1. Constructor conversion

直接上例子:

#include <iostream>
using namespace std;

class T {
private:
    int i;
public:
    T(int i);
    T(const T&);
    ~T();
    int getI() const {
        return i; 
    }
    void setI(int i) {
        this->i = i;
    }
};

T::T(int i) {
	cout << "constructor: i==" << i << endl;
    cout << "constructor: this==" << this << endl;
    this->i = i;
}

T::T(const T& t) : i(t.getI()) {
    cout << "copy-constructor: &t==" << &t << endl;
    cout << "copy-constructor: this==" << this << endl;
} 

T::~T() {
    cout << "destructor: this==" << this << endl;
}

void f(T t) {
	cout << "f: t.getI()==" << t.getI() << endl;
}

int main() {
	T t1(1);
    T t2 = T(2);
	T t3 = 3;
	
	f(4);
}

// output:
/* 
	constructor: i==1
	constructor: this==0x22fe20
	constructor: i==2
	constructor: this==0x22fe10
	constructor: i==3
	constructor: this==0x22fe00
	constructor: i==4
	constructor: this==0x22fe30
	f: t.getI()==4
	destructor: this==0x22fe30
	destructor: this==0x22fe00
	destructor: this==0x22fe10
	destructor: this==0x22fe20
*/
  • T t1(1); 这是最常见的用法
  • T t2 = T(2); 这个有点像 java 的写法也是可以的,但是根据 Explicit Call to a Constructor,这个写法实际会调用 copy-constructor,虽然编译器会把这个步骤优化掉(所以我们的 output 显示没有调用 copy-constructor),但是如果把 copy-constructor 标为 private 的话,这句其实是会报错的
  • T t3 = 3; 这句就是通过 constructor 进行的 type conversion。

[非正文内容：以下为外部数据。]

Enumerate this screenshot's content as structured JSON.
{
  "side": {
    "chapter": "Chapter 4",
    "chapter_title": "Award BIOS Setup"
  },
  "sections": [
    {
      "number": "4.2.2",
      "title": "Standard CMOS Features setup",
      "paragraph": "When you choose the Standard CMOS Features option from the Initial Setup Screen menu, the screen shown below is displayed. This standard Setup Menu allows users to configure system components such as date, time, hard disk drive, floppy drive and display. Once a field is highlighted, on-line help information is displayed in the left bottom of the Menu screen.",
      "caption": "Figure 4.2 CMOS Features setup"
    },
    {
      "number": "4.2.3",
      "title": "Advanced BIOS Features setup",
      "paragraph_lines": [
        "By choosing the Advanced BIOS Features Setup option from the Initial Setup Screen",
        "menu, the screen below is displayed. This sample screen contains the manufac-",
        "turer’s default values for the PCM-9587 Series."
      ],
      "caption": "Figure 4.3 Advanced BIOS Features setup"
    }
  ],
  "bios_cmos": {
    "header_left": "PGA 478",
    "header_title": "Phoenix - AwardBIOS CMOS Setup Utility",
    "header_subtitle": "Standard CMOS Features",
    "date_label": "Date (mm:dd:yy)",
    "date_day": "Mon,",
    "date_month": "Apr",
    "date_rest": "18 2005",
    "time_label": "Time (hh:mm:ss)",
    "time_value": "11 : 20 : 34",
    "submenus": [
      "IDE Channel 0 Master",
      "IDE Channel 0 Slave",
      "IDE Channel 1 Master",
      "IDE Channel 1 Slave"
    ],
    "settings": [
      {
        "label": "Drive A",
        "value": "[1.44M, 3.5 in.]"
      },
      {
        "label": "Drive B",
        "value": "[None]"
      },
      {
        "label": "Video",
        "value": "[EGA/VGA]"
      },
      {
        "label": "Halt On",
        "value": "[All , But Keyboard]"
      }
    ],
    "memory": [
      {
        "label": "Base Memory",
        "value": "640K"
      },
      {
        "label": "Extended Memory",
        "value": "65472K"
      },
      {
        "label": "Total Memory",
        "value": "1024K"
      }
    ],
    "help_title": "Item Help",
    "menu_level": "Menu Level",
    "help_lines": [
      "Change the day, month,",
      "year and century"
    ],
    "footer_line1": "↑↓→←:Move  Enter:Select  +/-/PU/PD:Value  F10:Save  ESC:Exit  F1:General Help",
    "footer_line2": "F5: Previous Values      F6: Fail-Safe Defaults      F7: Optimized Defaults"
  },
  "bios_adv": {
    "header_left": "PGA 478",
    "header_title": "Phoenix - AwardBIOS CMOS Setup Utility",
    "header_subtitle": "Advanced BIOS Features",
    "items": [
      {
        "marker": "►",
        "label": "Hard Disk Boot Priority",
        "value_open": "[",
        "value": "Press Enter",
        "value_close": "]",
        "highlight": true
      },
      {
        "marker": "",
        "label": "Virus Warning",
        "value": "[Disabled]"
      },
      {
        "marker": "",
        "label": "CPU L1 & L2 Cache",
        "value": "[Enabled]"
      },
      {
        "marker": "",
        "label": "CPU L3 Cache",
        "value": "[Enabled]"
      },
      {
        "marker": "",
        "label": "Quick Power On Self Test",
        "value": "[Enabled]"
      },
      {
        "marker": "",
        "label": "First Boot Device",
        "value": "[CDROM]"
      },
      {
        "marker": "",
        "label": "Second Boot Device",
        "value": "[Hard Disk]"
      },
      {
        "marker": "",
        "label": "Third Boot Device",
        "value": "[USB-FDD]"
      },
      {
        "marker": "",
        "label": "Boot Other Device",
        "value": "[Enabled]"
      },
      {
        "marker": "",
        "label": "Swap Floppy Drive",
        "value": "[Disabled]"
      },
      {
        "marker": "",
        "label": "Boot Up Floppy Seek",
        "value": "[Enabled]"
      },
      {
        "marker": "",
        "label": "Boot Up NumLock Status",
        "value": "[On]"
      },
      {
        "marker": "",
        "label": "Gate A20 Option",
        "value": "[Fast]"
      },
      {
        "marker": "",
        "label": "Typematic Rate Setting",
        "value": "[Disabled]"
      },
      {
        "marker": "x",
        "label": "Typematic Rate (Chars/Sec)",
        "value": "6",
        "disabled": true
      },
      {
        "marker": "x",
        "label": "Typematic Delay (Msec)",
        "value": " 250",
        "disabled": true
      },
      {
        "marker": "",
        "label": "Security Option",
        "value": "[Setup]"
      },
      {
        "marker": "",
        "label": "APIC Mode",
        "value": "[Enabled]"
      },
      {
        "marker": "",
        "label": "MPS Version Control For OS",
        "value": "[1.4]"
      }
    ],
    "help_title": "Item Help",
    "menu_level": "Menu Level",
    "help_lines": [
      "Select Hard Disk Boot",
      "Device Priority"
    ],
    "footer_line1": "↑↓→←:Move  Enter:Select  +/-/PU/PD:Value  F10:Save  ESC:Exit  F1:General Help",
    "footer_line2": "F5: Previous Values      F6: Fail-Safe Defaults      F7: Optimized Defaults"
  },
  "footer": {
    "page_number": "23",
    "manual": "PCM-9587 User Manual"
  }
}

lvalue 是 T,rvalue 是 int,明显不匹配,于是编译器会问:有没有 T(int i) ?有的话就直接帮你转了,没有的话就报错
  • f(4); 这句表示不光是 define 的时候可以做自动装换,传参的时候也可以做
  • Creating a single-argument constructor always defines an automatic type conversion (even if it’s got more than one argument, if the rest of the arguments are defaulted).
  • An example in which automatic type conversion is extremely helpful occurs with any class that encapsulates character strings.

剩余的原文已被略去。